Nat Soti’s Instagram photos have never before been presented in printed form. “I did it for like three months, and then for whatever reason, I just stopped doing it,” he tells me, squinting at the charming 144-photo display across the room. It’s easy to imagine him experimenting with photo filter apps on his iPhone, dressed as he is with large glasses and a calm grey scarf over a simple suit.

“Lost interest?” I ask.

He switches to that higher pitched, defensive voice out of reflex: “Not that I lost–yeah, yeah, I lost interest.” Most artists on display don’t come back down to earth quite so quickly. “I think real life…started to come back.”

He has, along with five other artists, come for an “Obsessive Compulsive Drive,” a new exhibition at the Chicago Art Department that explores “the question of what drives the artist to create.” With Lauren Feece’s 50 painted bamboo panels, Chuck Przybyl’s 1000 ambiguous photographs, Nat Soti’s 144 Instagram photos, and Edyta Stepien’s mad paper and ink drawings, it’s easy to see that the line between artistic focus and mania runs thin.

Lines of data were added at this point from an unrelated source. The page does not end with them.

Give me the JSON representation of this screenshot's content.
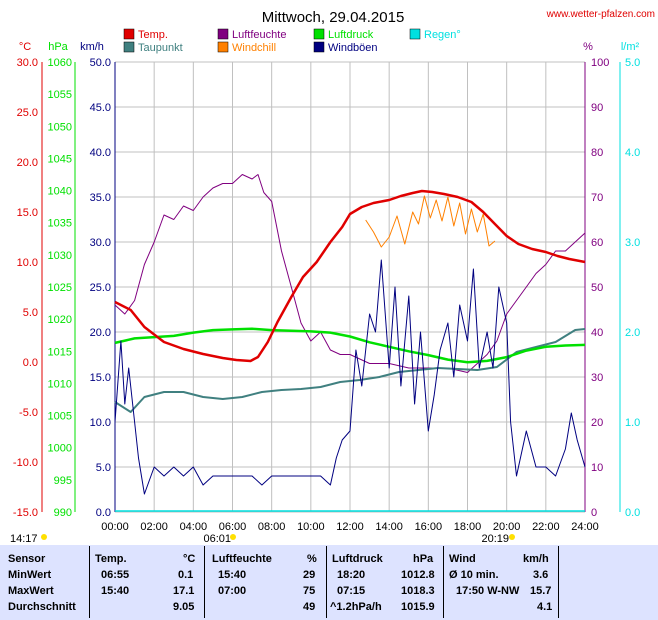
{
  "header": {
    "title": "Mittwoch, 29.04.2015",
    "site": "www.wetter-pfalzen.com"
  },
  "sun": {
    "rise_label": "06:01",
    "set_label": "20:19",
    "left_label": "14:17"
  },
  "colors": {
    "temp": "#e00000",
    "dew": "#408080",
    "humidity": "#800080",
    "windchill": "#ff8000",
    "pressure": "#00e000",
    "gust": "#000080",
    "rain": "#00e0e0",
    "grid": "#c0c0c0",
    "table_bg": "#dde3ff"
  },
  "chart_data": {
    "type": "line",
    "title": "Mittwoch, 29.04.2015",
    "xlabel": "",
    "x_ticks": [
      "00:00",
      "02:00",
      "04:00",
      "06:00",
      "08:00",
      "10:00",
      "12:00",
      "14:00",
      "16:00",
      "18:00",
      "20:00",
      "22:00",
      "24:00"
    ],
    "xlim_hours": [
      0,
      24
    ],
    "axes": {
      "temp": {
        "unit": "°C",
        "range": [
          -15,
          30
        ],
        "ticks": [
          "30.0",
          "25.0",
          "20.0",
          "15.0",
          "10.0",
          "5.0",
          "0.0",
          "-5.0",
          "-10.0",
          "-15.0"
        ]
      },
      "pressure": {
        "unit": "hPa",
        "range": [
          990,
          1060
        ],
        "ticks": [
          "1060",
          "1055",
          "1050",
          "1045",
          "1040",
          "1035",
          "1030",
          "1025",
          "1020",
          "1015",
          "1010",
          "1005",
          "1000",
          "995",
          "990"
        ]
      },
      "wind": {
        "unit": "km/h",
        "range": [
          0,
          50
        ],
        "ticks": [
          "50.0",
          "45.0",
          "40.0",
          "35.0",
          "30.0",
          "25.0",
          "20.0",
          "15.0",
          "10.0",
          "5.0",
          "0.0"
        ]
      },
      "humidity": {
        "unit": "%",
        "range": [
          0,
          100
        ],
        "ticks": [
          "100",
          "90",
          "80",
          "70",
          "60",
          "50",
          "40",
          "30",
          "20",
          "10",
          "0"
        ]
      },
      "rain": {
        "unit": "l/m²",
        "range": [
          0,
          5
        ],
        "ticks": [
          "5.0",
          "4.0",
          "3.0",
          "2.0",
          "1.0",
          "0.0"
        ]
      }
    },
    "legend": [
      {
        "name": "Temp.",
        "key": "temp"
      },
      {
        "name": "Luftfeuchte",
        "key": "humidity"
      },
      {
        "name": "Luftdruck",
        "key": "pressure"
      },
      {
        "name": "Regen°",
        "key": "rain"
      },
      {
        "name": "Taupunkt",
        "key": "dew"
      },
      {
        "name": "Windchill",
        "key": "windchill"
      },
      {
        "name": "Windböen",
        "key": "gust"
      }
    ],
    "series": [
      {
        "name": "Temp.",
        "key": "temp",
        "axis": "temp",
        "x": [
          0,
          0.8,
          1.5,
          2.5,
          3.5,
          4.5,
          5.5,
          6.2,
          6.92,
          7.3,
          7.8,
          8.3,
          9,
          9.6,
          10.3,
          11,
          11.6,
          12,
          12.6,
          13.2,
          14,
          14.6,
          15.2,
          15.67,
          16.2,
          16.8,
          17.5,
          18.2,
          18.8,
          19.4,
          20,
          20.6,
          21.3,
          22,
          22.6,
          23.2,
          24
        ],
        "y": [
          6.0,
          5.2,
          3.5,
          2.0,
          1.3,
          0.8,
          0.4,
          0.2,
          0.1,
          0.5,
          2.0,
          4.0,
          6.5,
          8.5,
          10.0,
          12.0,
          13.5,
          14.8,
          15.5,
          15.9,
          16.2,
          16.6,
          16.9,
          17.1,
          17.0,
          16.8,
          16.5,
          16.0,
          15.0,
          13.8,
          12.6,
          11.8,
          11.3,
          11.0,
          10.6,
          10.3,
          10.0
        ]
      },
      {
        "name": "Taupunkt",
        "key": "dew",
        "axis": "temp",
        "x": [
          0,
          0.8,
          1.5,
          2.5,
          3.5,
          4.5,
          5.5,
          6.5,
          7.5,
          8.5,
          9.5,
          10.5,
          11.5,
          12.5,
          13.5,
          14.5,
          15.5,
          16.5,
          17.5,
          18.5,
          19.5,
          20.5,
          21.5,
          22.5,
          23.5,
          24
        ],
        "y": [
          -4.0,
          -5.0,
          -3.5,
          -3.0,
          -3.0,
          -3.5,
          -3.7,
          -3.5,
          -3.0,
          -2.8,
          -2.7,
          -2.5,
          -2.0,
          -1.8,
          -1.5,
          -1.0,
          -0.8,
          -0.6,
          -0.7,
          -0.8,
          -0.5,
          1.0,
          1.5,
          2.0,
          3.2,
          3.3
        ]
      },
      {
        "name": "Windchill",
        "key": "windchill",
        "axis": "temp",
        "x": [
          12.8,
          13.2,
          13.6,
          14,
          14.4,
          14.8,
          15.2,
          15.5,
          15.8,
          16.1,
          16.4,
          16.7,
          17,
          17.3,
          17.6,
          17.9,
          18.2,
          18.5,
          18.8,
          19.1,
          19.4
        ],
        "y": [
          14.2,
          13.0,
          11.5,
          12.5,
          14.6,
          11.8,
          15.0,
          13.8,
          16.6,
          14.4,
          16.2,
          14.1,
          16.5,
          13.6,
          15.9,
          12.8,
          15.3,
          13.0,
          14.8,
          11.6,
          12.1
        ]
      },
      {
        "name": "Luftfeuchte",
        "key": "humidity",
        "axis": "humidity",
        "x": [
          0,
          0.5,
          1,
          1.5,
          2,
          2.5,
          3,
          3.5,
          4,
          4.5,
          5,
          5.5,
          6,
          6.5,
          7,
          7.3,
          7.6,
          8,
          8.5,
          9,
          9.5,
          10,
          10.5,
          11,
          11.5,
          12,
          12.5,
          13,
          14,
          15,
          16,
          17,
          18,
          18.5,
          19,
          19.5,
          20,
          20.5,
          21,
          21.5,
          22,
          22.5,
          23,
          23.5,
          24
        ],
        "y": [
          46,
          44,
          47,
          55,
          60,
          66,
          65,
          68,
          67,
          70,
          72,
          73,
          73,
          75,
          74,
          75,
          71,
          69,
          58,
          50,
          42,
          38,
          40,
          36,
          35,
          35,
          34,
          33,
          33,
          32,
          32,
          32,
          31,
          33,
          35,
          38,
          44,
          47,
          50,
          53,
          55,
          58,
          58,
          60,
          62
        ]
      },
      {
        "name": "Luftdruck",
        "key": "pressure",
        "axis": "pressure",
        "x": [
          0,
          1,
          2,
          3,
          4,
          5,
          6,
          7,
          8,
          9,
          10,
          11,
          12,
          13,
          14,
          15,
          16,
          17,
          18,
          19,
          20,
          21,
          22,
          23,
          24
        ],
        "y": [
          1016.3,
          1017.0,
          1017.2,
          1017.4,
          1017.9,
          1018.3,
          1018.4,
          1018.5,
          1018.3,
          1018.2,
          1018.1,
          1017.9,
          1017.3,
          1016.4,
          1015.7,
          1015.0,
          1014.4,
          1013.7,
          1013.3,
          1013.5,
          1014.1,
          1015.1,
          1015.7,
          1015.9,
          1016.0
        ]
      },
      {
        "name": "Windböen",
        "key": "gust",
        "axis": "wind",
        "x": [
          0,
          0.3,
          0.5,
          0.7,
          1,
          1.2,
          1.5,
          2,
          2.5,
          3,
          3.5,
          4,
          4.5,
          5,
          5.5,
          6,
          6.5,
          7,
          7.5,
          8,
          8.5,
          9,
          9.5,
          10,
          10.5,
          11,
          11.3,
          11.6,
          12,
          12.3,
          12.6,
          13,
          13.3,
          13.6,
          14,
          14.3,
          14.6,
          15,
          15.3,
          15.6,
          16,
          16.3,
          16.6,
          17,
          17.3,
          17.6,
          18,
          18.3,
          18.6,
          19,
          19.3,
          19.6,
          20,
          20.2,
          20.5,
          21,
          21.5,
          22,
          22.5,
          23,
          23.3,
          23.6,
          24
        ],
        "y": [
          10,
          19,
          12,
          16,
          10,
          6,
          2,
          5,
          4,
          5,
          4,
          5,
          3,
          4,
          4,
          4,
          4,
          4,
          3,
          4,
          4,
          4,
          4,
          4,
          4,
          3,
          6,
          8,
          9,
          18,
          14,
          22,
          20,
          28,
          16,
          25,
          14,
          24,
          12,
          20,
          9,
          13,
          18,
          21,
          15,
          23,
          19,
          27,
          16,
          20,
          16,
          25,
          21,
          10,
          4,
          9,
          5,
          5,
          4,
          7,
          11,
          8,
          5
        ]
      }
    ]
  },
  "table": {
    "headers": {
      "sensor": "Sensor",
      "temp": "Temp.",
      "temp_unit": "°C",
      "hum": "Luftfeuchte",
      "hum_unit": "%",
      "press": "Luftdruck",
      "press_unit": "hPa",
      "wind": "Wind",
      "wind_unit": "km/h"
    },
    "rows": [
      {
        "label": "MinWert",
        "temp_time": "06:55",
        "temp_val": "0.1",
        "hum_time": "15:40",
        "hum_val": "29",
        "press_time": "18:20",
        "press_val": "1012.8",
        "wind_time": "Ø 10 min.",
        "wind_val": "3.6"
      },
      {
        "label": "MaxWert",
        "temp_time": "15:40",
        "temp_val": "17.1",
        "hum_time": "07:00",
        "hum_val": "75",
        "press_time": "07:15",
        "press_val": "1018.3",
        "wind_time": "17:50 W-NW",
        "wind_val": "15.7"
      },
      {
        "label": "Durchschnitt",
        "temp_time": "",
        "temp_val": "9.05",
        "hum_time": "",
        "hum_val": "49",
        "press_time": "^1.2hPa/h",
        "press_val": "1015.9",
        "wind_time": "",
        "wind_val": "4.1"
      }
    ]
  }
}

On opening night the gallery space feels open and cellular, with guests circling around the walls like a dynamic membrane surrounding a core of artists and their friends. But unlike most exhibitions, these artists aren’t quite as noticeable as nuclei. So I saunter over to Lauren Feece’s exhibition of bad Puerto Rico days.

Apparently, Feece felt quite lonely on the island after living in a city, so she collected pieces of bamboo that washed up on shore and started painting the faces of friends. They have expressions like those of people you would see on the street, multi-racial faces looking unfocused, slightly above the natural line of sight. I’m perplexed.

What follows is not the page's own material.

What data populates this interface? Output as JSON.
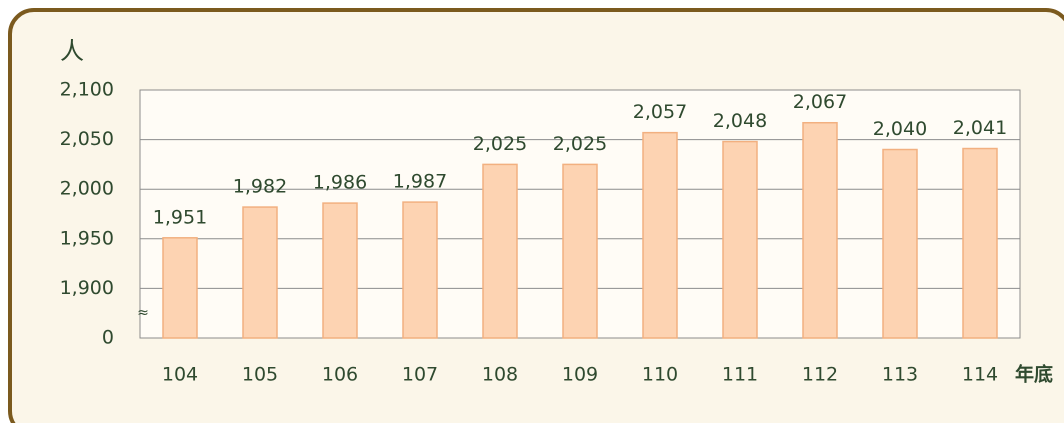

“Do you think these like good company?” I ask a shorter lady in yellow.

photo by Jon Brozdowski

photo by Jon Brozdowski

“Well to me that’s happy, with the bright colors.” She refers to the variegated halos on half of them. “There’s a real balance between the face, its expression, and the focus of energy they have.” Satisfied, I turn to Przybyl’s “Random Life Images.” One photograph catches my attention–a two-year-old just tall enough to see over a table eyes the last piece of sushi and the trainer chopsticks that would help her eat it.

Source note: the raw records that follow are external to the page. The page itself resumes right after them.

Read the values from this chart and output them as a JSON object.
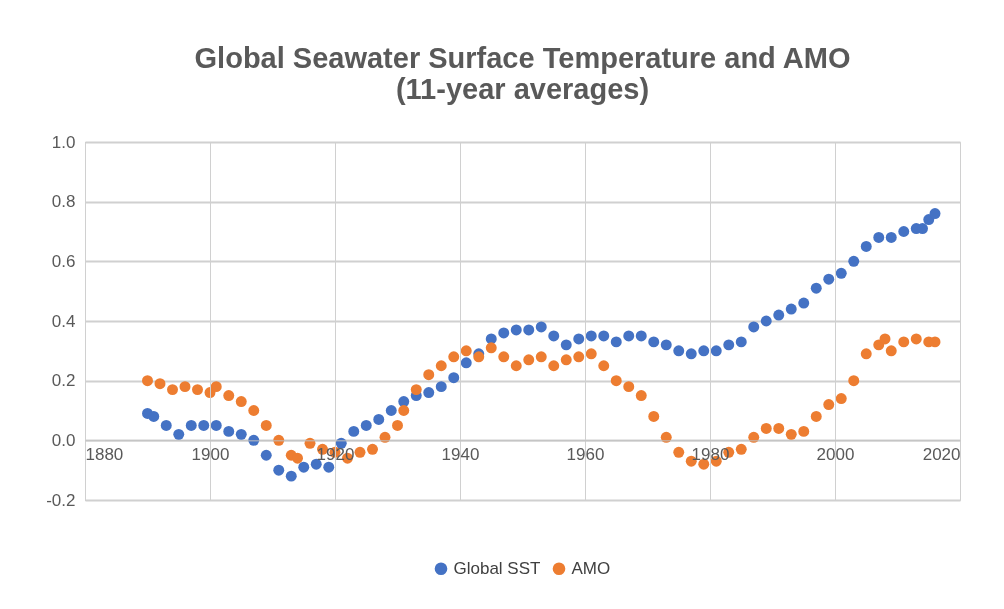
{
  "chart_data": {
    "type": "scatter",
    "title": "Global Seawater Surface Temperature and AMO\n(11-year averages)",
    "marker": "circle",
    "grid": true,
    "legend": "bottom",
    "xlim": [
      1880,
      2020
    ],
    "xticks": [
      1880,
      1900,
      1920,
      1940,
      1960,
      1980,
      2000,
      2020
    ],
    "ylim": [
      -0.2,
      1.0
    ],
    "yticks": [
      {
        "value": -0.2,
        "label": "-0.2"
      },
      {
        "value": 0,
        "label": "0.0"
      },
      {
        "value": 0.2,
        "label": "0.2"
      },
      {
        "value": 0.4,
        "label": "0.4"
      },
      {
        "value": 0.6,
        "label": "0.6"
      },
      {
        "value": 0.8,
        "label": "0.8"
      },
      {
        "value": 1.0,
        "label": "1.0"
      }
    ],
    "series": [
      {
        "name": "Global SST",
        "color": "#4472c4",
        "x": [
          1890,
          1891,
          1893,
          1895,
          1897,
          1899,
          1901,
          1903,
          1905,
          1907,
          1909,
          1911,
          1913,
          1915,
          1917,
          1919,
          1921,
          1923,
          1925,
          1927,
          1929,
          1931,
          1933,
          1935,
          1937,
          1939,
          1941,
          1943,
          1945,
          1947,
          1949,
          1951,
          1953,
          1955,
          1957,
          1959,
          1961,
          1963,
          1965,
          1967,
          1969,
          1971,
          1973,
          1975,
          1977,
          1979,
          1981,
          1983,
          1985,
          1987,
          1989,
          1991,
          1993,
          1995,
          1997,
          1999,
          2001,
          2003,
          2005,
          2007,
          2009,
          2011,
          2013,
          2014,
          2015,
          2016
        ],
        "values": [
          0.09,
          0.08,
          0.05,
          0.02,
          0.05,
          0.05,
          0.05,
          0.03,
          0.02,
          0.0,
          -0.05,
          -0.1,
          -0.12,
          -0.09,
          -0.08,
          -0.09,
          -0.01,
          0.03,
          0.05,
          0.07,
          0.1,
          0.13,
          0.15,
          0.16,
          0.18,
          0.21,
          0.26,
          0.29,
          0.34,
          0.36,
          0.37,
          0.37,
          0.38,
          0.35,
          0.32,
          0.34,
          0.35,
          0.35,
          0.33,
          0.35,
          0.35,
          0.33,
          0.32,
          0.3,
          0.29,
          0.3,
          0.3,
          0.32,
          0.33,
          0.38,
          0.4,
          0.42,
          0.44,
          0.46,
          0.51,
          0.54,
          0.56,
          0.6,
          0.65,
          0.68,
          0.68,
          0.7,
          0.71,
          0.71,
          0.74,
          0.76
        ]
      },
      {
        "name": "AMO",
        "color": "#ed7d31",
        "x": [
          1890,
          1892,
          1894,
          1896,
          1898,
          1900,
          1901,
          1903,
          1905,
          1907,
          1909,
          1911,
          1913,
          1914,
          1916,
          1918,
          1920,
          1922,
          1924,
          1926,
          1928,
          1930,
          1931,
          1933,
          1935,
          1937,
          1939,
          1941,
          1943,
          1945,
          1947,
          1949,
          1951,
          1953,
          1955,
          1957,
          1959,
          1961,
          1963,
          1965,
          1967,
          1969,
          1971,
          1973,
          1975,
          1977,
          1979,
          1981,
          1983,
          1985,
          1987,
          1989,
          1991,
          1993,
          1995,
          1997,
          1999,
          2001,
          2003,
          2005,
          2007,
          2008,
          2009,
          2011,
          2013,
          2015,
          2016
        ],
        "values": [
          0.2,
          0.19,
          0.17,
          0.18,
          0.17,
          0.16,
          0.18,
          0.15,
          0.13,
          0.1,
          0.05,
          0.0,
          -0.05,
          -0.06,
          -0.01,
          -0.03,
          -0.04,
          -0.06,
          -0.04,
          -0.03,
          0.01,
          0.05,
          0.1,
          0.17,
          0.22,
          0.25,
          0.28,
          0.3,
          0.28,
          0.31,
          0.28,
          0.25,
          0.27,
          0.28,
          0.25,
          0.27,
          0.28,
          0.29,
          0.25,
          0.2,
          0.18,
          0.15,
          0.08,
          0.01,
          -0.04,
          -0.07,
          -0.08,
          -0.07,
          -0.04,
          -0.03,
          0.01,
          0.04,
          0.04,
          0.02,
          0.03,
          0.08,
          0.12,
          0.14,
          0.2,
          0.29,
          0.32,
          0.34,
          0.3,
          0.33,
          0.34,
          0.33,
          0.33
        ]
      }
    ]
  }
}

Chuck Przybyl, a father, likes to keep a camera in his pocket. He takes nice photos, to be sure, of tree branches, a corndog, street signs, Mickey Mouse, cars, or anything ambiguous, laid bare without context. Taken together, the photographs offer “a direct line into [his] psyche, personality, history, sense of humor, and passions,” nicely displayed. Personally averse to such amalgamation, I ask a kinder looking guest what she thinks.

“Oh I like it,” she smiles, tipsy and friendly. “He shows his life. Our life is like nothingness, you know?” True enough, but I find the work of Przybyl’s wife, Edyta Stepien, more interesting.

Stepien usually creates video installations, but also enjoys working with a calligraphy pen and large sheets of paper. She explores line and shape, with exploding large wisps coming off a heart-shaped center, or meticulous meandering fingerprints around a circle. I gaze on with a new friend, Dustin. We treat the ink and paper like Rorschach tests, seeing a rose bouquet, a man riding a six-legged horse, planetary movement, and jumping dolphins in a rainstorm. We agree she’s “real crafty.”

I chat with her. She is young and lighthearted, with short brown hair and an accent I can’t place.

“It’s really a very free process. I don’t think about it conceptually. It’s about the drive, what makes you create.…There is this ingrained composition, so I don’t think about it. I kind of don’t want to say it on tape, but it is very relaxing and meditative.” She laughs lightly.

“Why wouldn’t you want to say that on tape?”

“Because I don’t want to sound pretentious, like I’m meditating!” So I tell her she’s describing the psychological phenomenon called “flow,” and that she doesn’t have to be embarrassed. In this mental state, artists can get completely absorbed in their task, happily productive and totally focused. Otherwise, there would only be obsessive-compulsive disorder, not an “obsessive compulsive drive.”